W mieście mamy już, jako jedyni w Polsce śluzę rowerową. Na pl. Bema rowerzyści, którzy chcą skręcić w prawo, mają do tego osobny pas.
- Śluza to pas rowerowy za linią zatrzymania się samochodów. Umożliwia zatrzymanie się rowerzyście w bezpiecznym miejscu. Nie musi przejeżdżać przez całe skrzyżowanie i wszystkie pasy jakie na nim są – przyznaje Daniel Chojnacki, oficer rowerowy.
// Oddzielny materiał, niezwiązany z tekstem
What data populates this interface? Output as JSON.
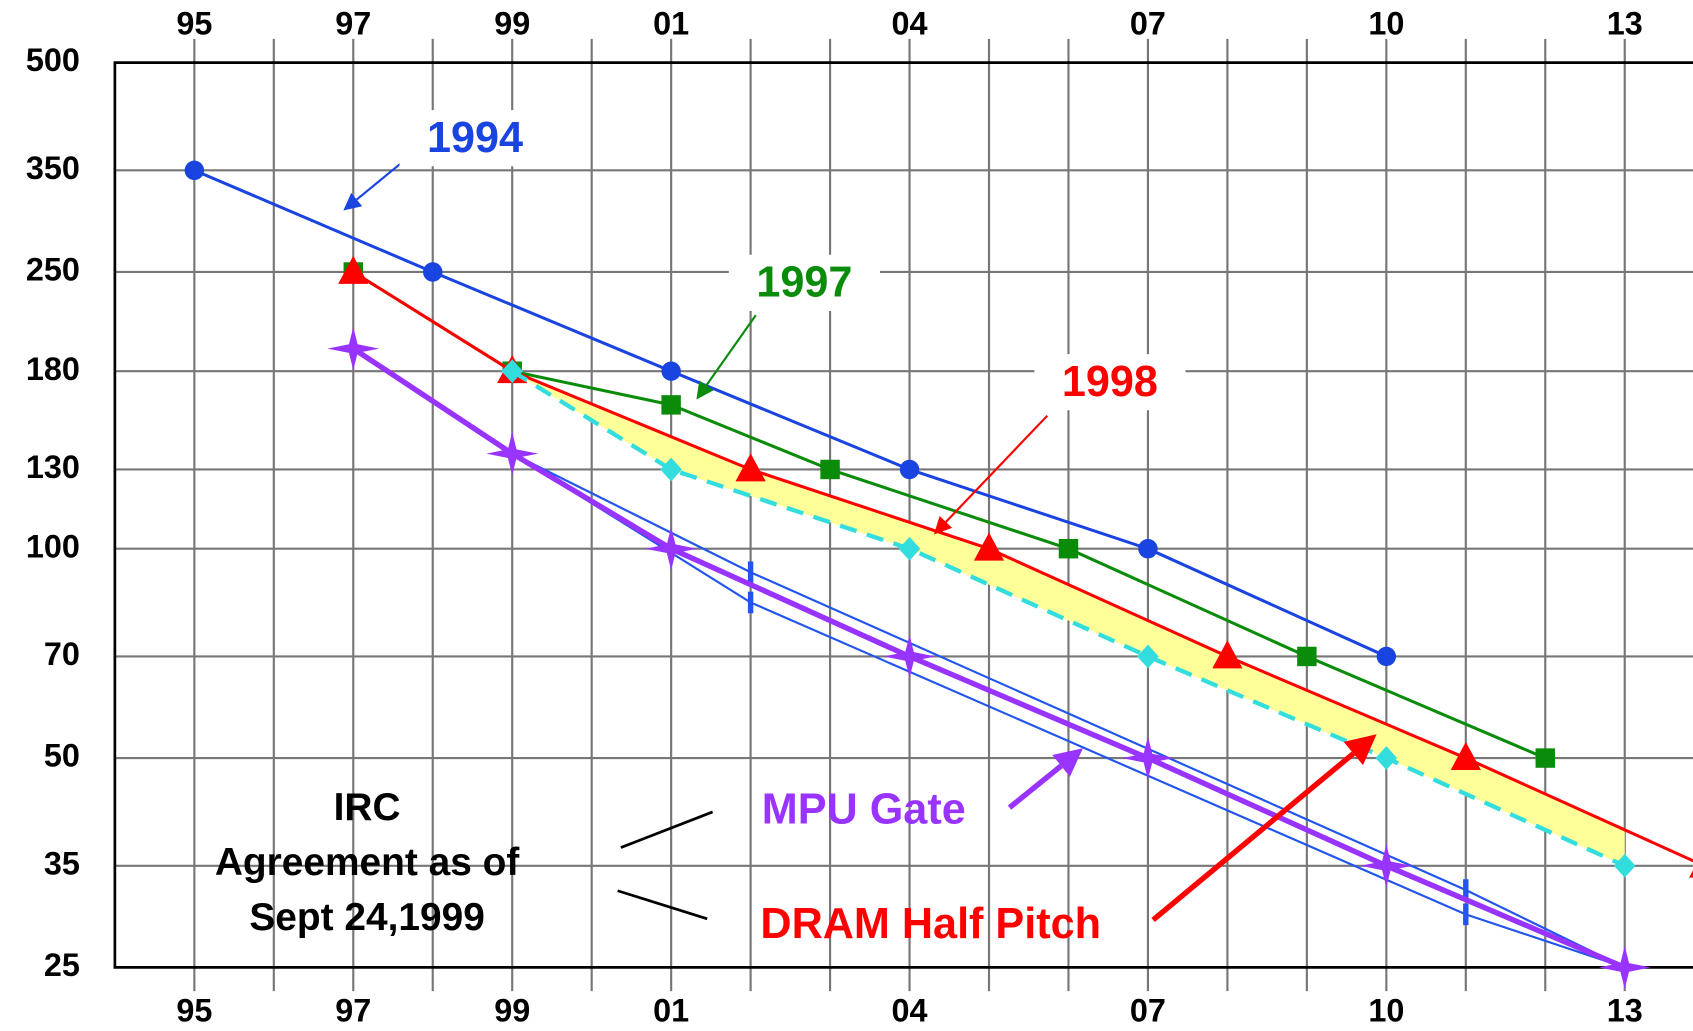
{
  "chart_data": {
    "type": "line",
    "xlim": [
      1994,
      2014
    ],
    "xticks": [
      {
        "value": 1995,
        "label": "95"
      },
      {
        "value": 1997,
        "label": "97"
      },
      {
        "value": 1999,
        "label": "99"
      },
      {
        "value": 2001,
        "label": "01"
      },
      {
        "value": 2004,
        "label": "04"
      },
      {
        "value": 2007,
        "label": "07"
      },
      {
        "value": 2010,
        "label": "10"
      },
      {
        "value": 2013,
        "label": "13"
      }
    ],
    "xgrid_minor": [
      1996,
      1998,
      2000,
      2002,
      2003,
      2005,
      2006,
      2008,
      2009,
      2011,
      2012,
      2014
    ],
    "ylim": [
      25,
      500
    ],
    "yticks": [
      500,
      350,
      250,
      180,
      130,
      100,
      70,
      50,
      35,
      25
    ],
    "y_scale": "log",
    "grid": true,
    "series": [
      {
        "name": "1994",
        "color": "#1a44e0",
        "marker": "circle",
        "x": [
          1995,
          1998,
          2001,
          2004,
          2007,
          2010
        ],
        "values": [
          350,
          250,
          180,
          130,
          100,
          70
        ]
      },
      {
        "name": "1997",
        "color": "#0a8c0a",
        "marker": "square",
        "x": [
          1997,
          1999,
          2001,
          2003,
          2006,
          2009,
          2012
        ],
        "values": [
          250,
          180,
          161,
          130,
          100,
          70,
          50
        ]
      },
      {
        "name": "1998",
        "color": "#ff0000",
        "marker": "triangle",
        "x": [
          1997,
          1999,
          2002,
          2005,
          2008,
          2011,
          2014
        ],
        "values": [
          250,
          180,
          130,
          100,
          70,
          50,
          35
        ]
      },
      {
        "color": "#33dddd",
        "marker": "diamond",
        "dashed": true,
        "x": [
          1999,
          2001,
          2004,
          2007,
          2010,
          2013
        ],
        "values": [
          180,
          130,
          100,
          70,
          50,
          35
        ]
      },
      {
        "color": "#2255ee",
        "marker": "bar",
        "thin": true,
        "x": [
          1999,
          2002,
          2011,
          2013
        ],
        "values": [
          137,
          92.5,
          32.3,
          25
        ]
      },
      {
        "color": "#2255ee",
        "marker": "bar",
        "thin": true,
        "x": [
          1999,
          2002,
          2011,
          2013
        ],
        "values": [
          137,
          83.7,
          29.8,
          25
        ]
      },
      {
        "name": "MPU Gate",
        "color": "#9933ff",
        "marker": "star",
        "thick": true,
        "x": [
          1997,
          1999,
          2001,
          2004,
          2007,
          2010,
          2013
        ],
        "values": [
          194,
          137,
          100,
          70,
          50,
          35,
          25
        ]
      }
    ],
    "band_between": [
      2,
      3
    ],
    "band_color": "#ffff99",
    "annotations": [
      {
        "text": "DRAM Half Pitch",
        "color": "#ff0000"
      },
      {
        "lines": [
          "IRC",
          "Agreement as of",
          "Sept 24,1999"
        ],
        "color": "#000000"
      }
    ]
  }
}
W mieście jest jedna taka śluza. Nowością są również kontrapas, który jest osobnym pasem na jezdni, przeznaczonym dla rowerów. W przyszłym roku ma się ich pojawić o wiele więcej. Dzięki temu rowerzyści będą mogli swobodnie poruszać się w okolicy centrum. Jednocześnie, stworzenie kontrapasów ma związek z likwidacją miejsc parkingowych. Póki co, by powstał kontrapas na ul. Ładnej, miasto zlikwidowało dwa miejsca parkingowe.
- Kiedy będziemy robić kontrapas w centrum, zlikwidujemy 15 miejsc parkingowych. Chcemy ograniczyć ruch samochodów w ścisłym centrum. Przez co chcemy zachęcić mieszkańców do korzystania z komunikacji miejskiej i do jazdy na rowerze – dodaje oficer.
Ponadto oficer rowerowy ma zamiar wybudować kładki pod mostami. Kiedy Regionalny Zarząd Gospodarki Wodnej będzie przebudowywał koryto Odry, wtedy miasto zamontuje kładki. To wielkie udogodnienie, ponieważ już nie będziemy musieli przejeżdżać całego mostu i skrzyżowania, tylko swobodnie pojedziemy pod mostem. Jednak to nastąpi dopiero w 2014 roku.
Póki co mamy jedną śluzę, jeden kontrapas i ponad tysiąc stojaków. To ma się zmienić w przyszłym roku, kiedy na ulicach Wrocławia powstanie więcej osobnych pasów dla rowerzystów.